Newly appointed Spirit Airlines CEO Robert Fornaro is
turning his eye to operational improvements and expects the ultra-low-cost
carrier might begin to pick up business travelers in the process.
Fornaro, the former AirTran president and CEO who took over
for departing
CEO Ben Baldanza at the beginning of this year, said during the carrier's
earnings call he does not see a need for "sweeping changes [but] improving
the overall customer experience" will be the top priority for 2016. "This
includes improving our on-time performance and maintaining a high completion
factor, as well as improving our customer service metrics," Fornaro said.
Some of those changes include "slightly reducing utilization in peak
periods, increasing our spare aircraft and increasing crew management staffing
levels."
Cowen and Co. said such improvements have become vital to
Spirit as the larger carriers introduce stripped
down, competitive fares. "In an environment where network carriers are
matching Spirit fares with better products, the company needs to be as reliable
as possible or risk potential book away," Cowen's research note said.
During the earnings call, one analyst compared Spirit to
Ryanair, which has softened its image as a no-frills, passenger-unfriendly
airline over the past few years and has begun
targeting corporate travel.
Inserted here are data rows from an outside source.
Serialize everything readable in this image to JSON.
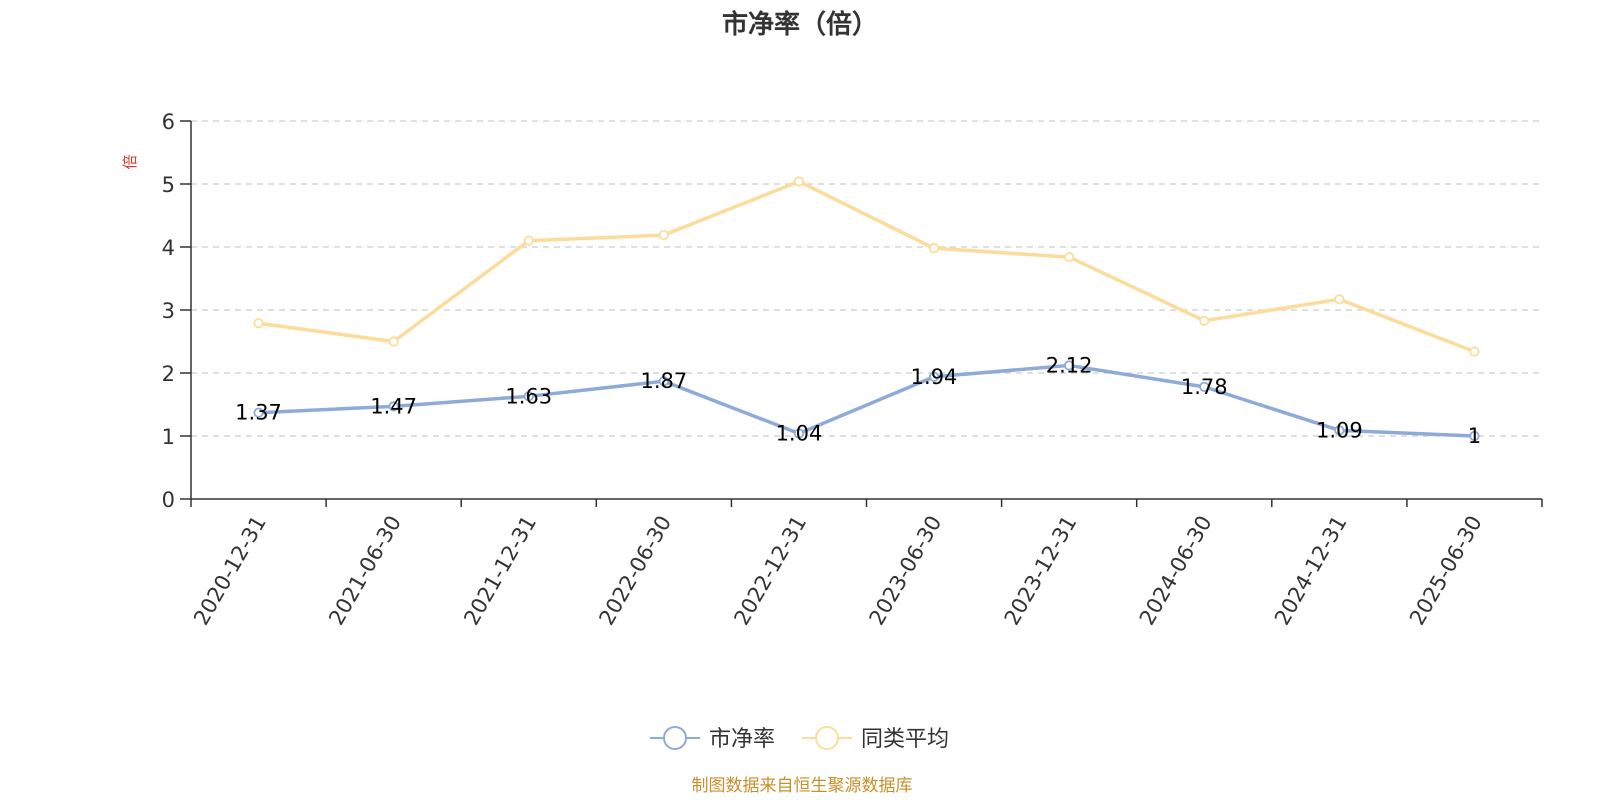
{
  "chart_data": {
    "type": "line",
    "title": "市净率（倍）",
    "ylabel": "倍",
    "xlabel": "",
    "categories": [
      "2020-12-31",
      "2021-06-30",
      "2021-12-31",
      "2022-06-30",
      "2022-12-31",
      "2023-06-30",
      "2023-12-31",
      "2024-06-30",
      "2024-12-31",
      "2025-06-30"
    ],
    "series": [
      {
        "name": "市净率",
        "color": "#8eaad8",
        "values": [
          1.37,
          1.47,
          1.63,
          1.87,
          1.04,
          1.94,
          2.12,
          1.78,
          1.09,
          1
        ],
        "data_labels": [
          "1.37",
          "1.47",
          "1.63",
          "1.87",
          "1.04",
          "1.94",
          "2.12",
          "1.78",
          "1.09",
          "1"
        ]
      },
      {
        "name": "同类平均",
        "color": "#fcdc9a",
        "values": [
          2.79,
          2.5,
          4.1,
          4.19,
          5.04,
          3.98,
          3.84,
          2.83,
          3.17,
          2.34
        ]
      }
    ],
    "ylim": [
      0,
      6
    ],
    "yticks": [
      "0",
      "1",
      "2",
      "3",
      "4",
      "5",
      "6"
    ],
    "grid": true,
    "legend_position": "bottom-center"
  },
  "colors": {
    "unit_label": "#e8302d",
    "source_text": "#c8902b",
    "axis": "#333333",
    "grid": "#cccccc"
  },
  "source": "制图数据来自恒生聚源数据库"
}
Fornaro said the comparison is apt. "With
an improvement in reputation, you'll see a lot of business flyers or corporate
flyers who pay their own ticket … not necessarily large global companies where
you have to compete with corporate contracts, but there is a high percentage of
the business market where customers pay their own ticket."
The carrier's pricing structure, however, is here to stay. "More
complaints because someone is paying for the bag is a point that we can accept
because that's a part of our business structure," Fornaro said. "The
kind of complaint we want to remove is when we lose that bag or when we have a
four-hour delay and don't get the customers where they need to go."